You can take the girl out of Kentucky, but you can't take Kentucky out of the girl.
Gena Fausel, a Lexington, Ky., native, has been living in Westerville for 15 years. And in spite of how Ohio loves its Little Brown Jug, the former home economics teacher has stuck with her roots.
Fausel, 58, entered the Kentucky Derby Museum's annual hat contest on a whim, and wound up with the "Most Representative of the Derby" award for 2014 and a spot in the museum for the next year.
A friend needed a derby-themed hat for work, and asked Fausel, who said she "dabbles" in art and fashion, to throw something together for him.

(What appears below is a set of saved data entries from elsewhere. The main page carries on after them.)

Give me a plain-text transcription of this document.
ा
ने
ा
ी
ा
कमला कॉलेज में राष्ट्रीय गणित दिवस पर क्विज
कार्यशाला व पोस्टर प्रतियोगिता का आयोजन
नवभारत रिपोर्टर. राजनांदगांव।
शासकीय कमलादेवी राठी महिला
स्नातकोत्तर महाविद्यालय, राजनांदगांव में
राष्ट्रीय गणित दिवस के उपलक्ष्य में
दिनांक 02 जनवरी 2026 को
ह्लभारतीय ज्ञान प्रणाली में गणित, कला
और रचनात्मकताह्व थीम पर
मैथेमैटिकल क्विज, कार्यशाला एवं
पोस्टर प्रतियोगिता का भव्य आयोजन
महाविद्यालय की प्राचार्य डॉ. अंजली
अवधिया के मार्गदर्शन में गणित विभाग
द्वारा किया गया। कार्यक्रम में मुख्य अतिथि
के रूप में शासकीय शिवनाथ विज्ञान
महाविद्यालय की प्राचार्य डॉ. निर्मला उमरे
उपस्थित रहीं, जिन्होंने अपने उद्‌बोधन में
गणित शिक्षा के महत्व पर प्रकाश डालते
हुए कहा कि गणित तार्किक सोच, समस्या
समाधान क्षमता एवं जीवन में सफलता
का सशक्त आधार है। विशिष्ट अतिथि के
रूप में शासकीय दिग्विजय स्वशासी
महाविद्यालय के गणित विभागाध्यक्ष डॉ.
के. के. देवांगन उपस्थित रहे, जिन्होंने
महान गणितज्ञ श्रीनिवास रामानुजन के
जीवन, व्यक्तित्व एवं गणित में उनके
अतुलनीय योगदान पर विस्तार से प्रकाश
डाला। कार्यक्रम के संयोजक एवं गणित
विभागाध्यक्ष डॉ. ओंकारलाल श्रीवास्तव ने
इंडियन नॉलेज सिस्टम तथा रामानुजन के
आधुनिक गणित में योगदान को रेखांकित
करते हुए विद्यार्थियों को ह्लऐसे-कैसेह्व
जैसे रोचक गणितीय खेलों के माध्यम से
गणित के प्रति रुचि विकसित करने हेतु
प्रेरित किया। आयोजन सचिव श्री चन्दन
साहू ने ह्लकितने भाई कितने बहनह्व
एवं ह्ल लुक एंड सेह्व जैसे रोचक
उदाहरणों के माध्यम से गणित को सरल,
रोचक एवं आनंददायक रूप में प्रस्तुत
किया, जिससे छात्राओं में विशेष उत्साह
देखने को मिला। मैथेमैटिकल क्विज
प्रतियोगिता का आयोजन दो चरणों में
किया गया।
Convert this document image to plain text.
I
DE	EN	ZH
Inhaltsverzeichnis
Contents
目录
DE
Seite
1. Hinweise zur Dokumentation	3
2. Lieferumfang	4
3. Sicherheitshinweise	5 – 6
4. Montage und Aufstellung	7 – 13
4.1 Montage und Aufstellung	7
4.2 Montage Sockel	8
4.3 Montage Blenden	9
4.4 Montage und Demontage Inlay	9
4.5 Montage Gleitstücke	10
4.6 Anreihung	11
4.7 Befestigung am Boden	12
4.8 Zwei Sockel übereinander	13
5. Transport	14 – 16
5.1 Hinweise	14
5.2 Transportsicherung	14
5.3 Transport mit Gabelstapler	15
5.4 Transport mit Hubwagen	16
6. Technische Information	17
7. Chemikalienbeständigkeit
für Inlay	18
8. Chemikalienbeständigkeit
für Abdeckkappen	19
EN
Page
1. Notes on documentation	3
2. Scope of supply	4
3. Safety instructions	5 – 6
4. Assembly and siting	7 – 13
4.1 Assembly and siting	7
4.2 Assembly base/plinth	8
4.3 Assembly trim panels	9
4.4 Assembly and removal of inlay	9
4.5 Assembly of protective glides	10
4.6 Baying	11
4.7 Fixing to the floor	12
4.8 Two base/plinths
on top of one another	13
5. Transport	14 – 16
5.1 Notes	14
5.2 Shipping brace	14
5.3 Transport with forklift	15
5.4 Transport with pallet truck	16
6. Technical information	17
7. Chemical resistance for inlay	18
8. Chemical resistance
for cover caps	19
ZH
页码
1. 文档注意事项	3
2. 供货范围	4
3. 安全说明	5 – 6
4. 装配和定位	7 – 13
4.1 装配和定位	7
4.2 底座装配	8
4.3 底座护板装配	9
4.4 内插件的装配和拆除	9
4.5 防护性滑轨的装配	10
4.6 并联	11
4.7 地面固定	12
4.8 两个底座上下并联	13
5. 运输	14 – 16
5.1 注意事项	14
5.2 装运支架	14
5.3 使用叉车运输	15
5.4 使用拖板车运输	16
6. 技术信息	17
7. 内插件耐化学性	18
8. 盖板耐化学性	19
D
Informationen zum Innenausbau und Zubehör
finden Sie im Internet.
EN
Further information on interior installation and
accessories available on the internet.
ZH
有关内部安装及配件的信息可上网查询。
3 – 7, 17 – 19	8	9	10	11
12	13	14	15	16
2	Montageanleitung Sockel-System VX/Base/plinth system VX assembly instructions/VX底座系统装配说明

What she came up with was a hat adorned with racing horses and roses in a simple but obviously derby-themed straw hat.
"It's kind of whimsical and fun," Fausel said. "That's kind of the way I like to challenge myself as an artist. I'm very technically trained for details and things, so it helps me to have a challenge like a contest to kind of push me out of that box."
The museum awarded its prizes June 19, and Fausel said she was surprised to receive the email informing her of the recognition.
"I couldn't believe it," she said.
Now, the hat -- along with 19 others -- will sit in the Kentucky Derby Museum in Louisville until next June.
While Fausel admits that the timing seems odd, it makes sense.
"It might appear strange to average person," she said. "But that means that this year, you would go and visit the museum and see hats exhibited that perhaps were worn at the derby that year."
Fausel's art can be found regularly at the Ohio Art Market in Westerville, 30 N. State St., and she said she enjoys the challenge of coming up with a creative hat each year.
"I always do a new hat," she said. "I use it like an artist challenge. I'm not going and collecting a hat or a vintage hat and looking for something that will win, I'm doing it differently."
Her entry in 2011 was also in the top 20, but this was her first award from the museum.
Fausel said she's pleased with the honor, but it doesn't come with a payday.
"My husband said, 'So where's the big check?' " she said with a laugh. "But, you know, nothing I ever do amounts to a terrible amount of money. It's always just for the love of art and participating."